The researchers noted that patients from countries with high COVID-19 mortality rates, such as Italy, Spain, and the U.K., had lower levels of vitamin D compared with patients in countries that were not as severely affected. The scientists caution, however, everyone need not begin hoarding the vitamin. Vadim Backman, the Walter Dill Scott Professor of Biomedical Engineering at Northwestern University’s McCormick School of Engineering, who led the research, said, “This needs further study, and I hope our work will stimulate interest in this area. The data also may illuminate the mechanism of mortality, which, if proven, could lead to new therapeutic targets.”

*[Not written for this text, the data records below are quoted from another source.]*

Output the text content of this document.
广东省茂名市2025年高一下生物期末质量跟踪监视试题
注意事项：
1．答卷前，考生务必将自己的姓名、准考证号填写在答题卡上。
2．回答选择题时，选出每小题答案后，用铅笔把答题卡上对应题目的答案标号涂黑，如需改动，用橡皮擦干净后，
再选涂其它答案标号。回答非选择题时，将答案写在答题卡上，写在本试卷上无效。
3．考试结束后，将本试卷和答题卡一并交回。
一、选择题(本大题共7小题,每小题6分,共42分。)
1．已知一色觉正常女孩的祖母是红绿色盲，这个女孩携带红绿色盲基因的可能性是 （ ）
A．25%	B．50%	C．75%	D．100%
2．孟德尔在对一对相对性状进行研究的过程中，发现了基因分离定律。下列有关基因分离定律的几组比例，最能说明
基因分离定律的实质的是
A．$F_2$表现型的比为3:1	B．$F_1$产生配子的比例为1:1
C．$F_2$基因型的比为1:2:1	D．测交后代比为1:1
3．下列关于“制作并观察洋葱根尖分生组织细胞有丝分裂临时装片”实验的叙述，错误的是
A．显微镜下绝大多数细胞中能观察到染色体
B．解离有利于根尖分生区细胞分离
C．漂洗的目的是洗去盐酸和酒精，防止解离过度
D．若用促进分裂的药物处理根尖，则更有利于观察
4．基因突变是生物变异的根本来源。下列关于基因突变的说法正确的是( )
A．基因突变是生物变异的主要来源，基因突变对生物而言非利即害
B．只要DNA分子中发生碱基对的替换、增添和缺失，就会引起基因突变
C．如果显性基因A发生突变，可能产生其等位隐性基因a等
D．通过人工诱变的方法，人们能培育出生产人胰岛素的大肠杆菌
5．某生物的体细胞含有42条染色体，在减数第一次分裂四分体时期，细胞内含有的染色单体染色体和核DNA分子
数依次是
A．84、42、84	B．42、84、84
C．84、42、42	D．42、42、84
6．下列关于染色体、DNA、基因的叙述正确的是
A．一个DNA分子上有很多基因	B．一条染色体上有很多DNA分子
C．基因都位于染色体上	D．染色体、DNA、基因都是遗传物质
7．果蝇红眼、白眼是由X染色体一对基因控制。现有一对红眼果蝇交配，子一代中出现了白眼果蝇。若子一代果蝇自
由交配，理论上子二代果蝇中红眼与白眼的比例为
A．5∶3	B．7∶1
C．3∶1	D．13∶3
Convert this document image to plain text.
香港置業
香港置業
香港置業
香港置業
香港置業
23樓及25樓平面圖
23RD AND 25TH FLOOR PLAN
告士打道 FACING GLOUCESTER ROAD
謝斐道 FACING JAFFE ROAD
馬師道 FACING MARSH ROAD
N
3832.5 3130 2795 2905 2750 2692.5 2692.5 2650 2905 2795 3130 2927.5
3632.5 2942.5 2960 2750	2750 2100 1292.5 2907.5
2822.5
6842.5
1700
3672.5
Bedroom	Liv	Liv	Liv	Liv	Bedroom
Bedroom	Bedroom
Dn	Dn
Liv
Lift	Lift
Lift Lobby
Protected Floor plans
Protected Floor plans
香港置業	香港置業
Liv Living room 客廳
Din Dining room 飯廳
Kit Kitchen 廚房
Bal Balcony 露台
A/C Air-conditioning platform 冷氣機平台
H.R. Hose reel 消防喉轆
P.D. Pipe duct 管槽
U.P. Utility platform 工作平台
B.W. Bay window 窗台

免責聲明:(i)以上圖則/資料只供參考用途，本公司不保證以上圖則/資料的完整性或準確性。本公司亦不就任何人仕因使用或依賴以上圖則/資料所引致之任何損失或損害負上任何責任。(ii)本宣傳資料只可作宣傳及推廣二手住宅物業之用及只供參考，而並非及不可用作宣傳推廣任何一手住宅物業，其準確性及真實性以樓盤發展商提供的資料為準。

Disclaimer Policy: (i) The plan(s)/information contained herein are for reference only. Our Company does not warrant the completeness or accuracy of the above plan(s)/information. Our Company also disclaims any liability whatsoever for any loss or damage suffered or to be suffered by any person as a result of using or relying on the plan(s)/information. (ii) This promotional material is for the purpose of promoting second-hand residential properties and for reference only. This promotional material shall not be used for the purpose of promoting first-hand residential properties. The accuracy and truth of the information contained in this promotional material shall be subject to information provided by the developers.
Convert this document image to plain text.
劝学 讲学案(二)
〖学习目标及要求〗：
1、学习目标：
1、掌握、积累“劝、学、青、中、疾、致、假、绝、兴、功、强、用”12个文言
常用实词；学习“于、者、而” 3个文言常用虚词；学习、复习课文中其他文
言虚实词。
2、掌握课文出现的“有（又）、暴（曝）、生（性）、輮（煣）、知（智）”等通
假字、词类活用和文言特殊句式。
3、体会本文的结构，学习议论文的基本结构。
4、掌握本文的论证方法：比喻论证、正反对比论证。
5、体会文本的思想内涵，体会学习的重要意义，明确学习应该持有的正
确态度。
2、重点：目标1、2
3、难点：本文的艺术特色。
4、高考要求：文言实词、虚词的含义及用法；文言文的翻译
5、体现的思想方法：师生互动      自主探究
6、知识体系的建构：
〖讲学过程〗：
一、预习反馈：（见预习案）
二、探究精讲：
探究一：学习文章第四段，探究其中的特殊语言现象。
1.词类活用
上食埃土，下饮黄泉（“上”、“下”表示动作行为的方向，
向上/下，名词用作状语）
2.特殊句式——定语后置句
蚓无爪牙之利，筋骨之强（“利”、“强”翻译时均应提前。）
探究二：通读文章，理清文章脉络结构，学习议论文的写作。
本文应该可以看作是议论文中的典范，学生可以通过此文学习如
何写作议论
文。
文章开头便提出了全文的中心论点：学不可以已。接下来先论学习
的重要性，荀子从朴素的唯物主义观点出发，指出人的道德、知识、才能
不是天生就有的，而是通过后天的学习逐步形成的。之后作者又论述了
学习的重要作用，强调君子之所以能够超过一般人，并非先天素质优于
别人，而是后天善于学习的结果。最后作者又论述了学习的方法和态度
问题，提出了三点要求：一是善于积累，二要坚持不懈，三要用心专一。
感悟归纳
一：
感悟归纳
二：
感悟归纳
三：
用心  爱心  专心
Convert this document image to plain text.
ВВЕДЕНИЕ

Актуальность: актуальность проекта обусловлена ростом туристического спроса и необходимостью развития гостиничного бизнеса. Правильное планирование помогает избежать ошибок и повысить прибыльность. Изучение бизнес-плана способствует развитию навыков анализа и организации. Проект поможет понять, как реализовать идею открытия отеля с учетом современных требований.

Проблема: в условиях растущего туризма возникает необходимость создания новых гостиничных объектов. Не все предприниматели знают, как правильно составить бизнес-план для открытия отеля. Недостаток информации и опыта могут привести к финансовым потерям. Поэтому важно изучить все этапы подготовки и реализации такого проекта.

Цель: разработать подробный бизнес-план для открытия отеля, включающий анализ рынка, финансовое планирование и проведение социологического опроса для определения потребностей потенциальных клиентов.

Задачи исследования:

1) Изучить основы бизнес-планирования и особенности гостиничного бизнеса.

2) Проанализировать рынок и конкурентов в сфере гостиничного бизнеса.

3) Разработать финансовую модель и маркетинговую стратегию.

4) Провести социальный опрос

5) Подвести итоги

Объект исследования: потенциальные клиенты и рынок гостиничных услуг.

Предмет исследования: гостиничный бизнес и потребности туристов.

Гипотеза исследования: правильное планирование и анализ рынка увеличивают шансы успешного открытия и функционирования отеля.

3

Dr. Backman and his team were inspired to examine vitamin D levels after detecting unexplained, country-to-country differences in COVID-19 mortality rates. Some hypothesized that differences in healthcare quality, age distributions in population, testing rates, or different strains of the coronavirus might be the reason, but Dr. Backman remained skeptical.

“None of these factors appears to play a significant role,” he said.

By analyzing publicly available, worldwide patient data, Dr. Backman and his team discovered a strong correlation between vitamin D levels and cytokine storm—an overactive immune system–triggered hyperinflammatory condition—as well as a correlation between vitamin D deficiency and mortality.

“Cytokine storm can severely damage lungs and lead to acute respiratory distress syndrome and death in patients,” explained Ali Daneshkhah, a postdoctoral research associate in Dr. Backman’s laboratory and the paper’s first author. “This is what seems to kill a majority of COVID-19 patients, not the destruction of the lungs by the virus itself. It is the complications from the misdirected fire from the immune system.”

This is the specific, major role that Dr. Backman believes vitamin D plays. Not only does vitamin D enhance immunity; it also prevents immune systems from becoming dangerously overactive. Healthy levels of vitamin D could protect patients against severe complications, including death, from COVID-19. “Our analysis shows that it might be as high as cutting the mortality rate in half,” he said.